Bear in mind, 90+% of readers will have absolutely no idea what a commentary is. Still fewer have a realistic concept of the reliability or otherwise of commentarial information. Of those who do know what a commentary is, half will assume it is 100% wrong just because it is a commentary, half will assume it is 100% right just because it is a commentary, half will think maybe it’s right and maybe it’s wrong, and half will fail to grasp the elements of basic arithmetic.

And frankly, why should they know how to assess a commentary? They just want to know what the Suttas say. So that bit just gets dropped and all they know is, “he is the youngest brother of Sāriputta.” Now, maybe he was, maybe he wasn’t. But if that fact is not present in early texts, is it really necessary? Why is it our job to fill in such details?

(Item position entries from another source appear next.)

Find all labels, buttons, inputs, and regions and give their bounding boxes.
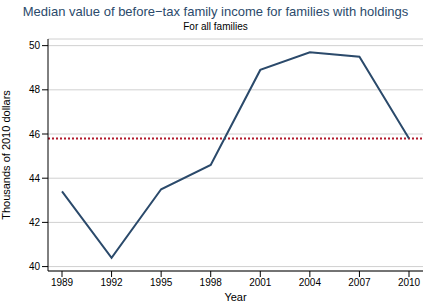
svg-text:50: 50 xyxy=(29,40,41,51)
svg-text:44: 44 xyxy=(29,173,41,184)
svg-text:2004: 2004 xyxy=(299,277,322,288)
svg-text:1995: 1995 xyxy=(150,277,173,288)
html-text:For all families: For all families xyxy=(183,21,248,32)
svg-text:42: 42 xyxy=(29,217,41,228)
svg-text:1989: 1989 xyxy=(51,277,74,288)
svg-text:1992: 1992 xyxy=(100,277,123,288)
svg-text:46: 46 xyxy=(29,129,41,140)
svg-text:48: 48 xyxy=(29,84,41,95)
svg-text:1998: 1998 xyxy=(200,277,223,288)
svg-text:2010: 2010 xyxy=(398,277,421,288)
svg-text:Year: Year xyxy=(224,291,247,303)
html-text:Median value of before−tax fam: Median value of before−tax family income… xyxy=(22,4,409,19)
svg-text:2007: 2007 xyxy=(348,277,371,288)
svg-text:Thousands of 2010 dollars: Thousands of 2010 dollars xyxy=(8,90,12,220)
svg-text:40: 40 xyxy=(29,261,41,272)
svg-text:2001: 2001 xyxy=(249,277,272,288)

These references are now there under the hood in the links.

The problem is, there is only an approximate relation between PTS v/p and the SC references. It often happens that the exact sutta breaks over a page, so it cannot be 100% resolved without individually checking the reference. Currently we have a “good enough” solution: the original text remains to the v/p reference, while the link takes the reader to the sutta, or one either side at worst case. If the link takes you to the wrong place, you still have the original to check.

To change this would require either:

  • manually check each one of the 140,000 references in our dictionaries.
  • have an inconsistent system, some entries with v/p reference, some with SC.

Neither of which sound hugely appealing.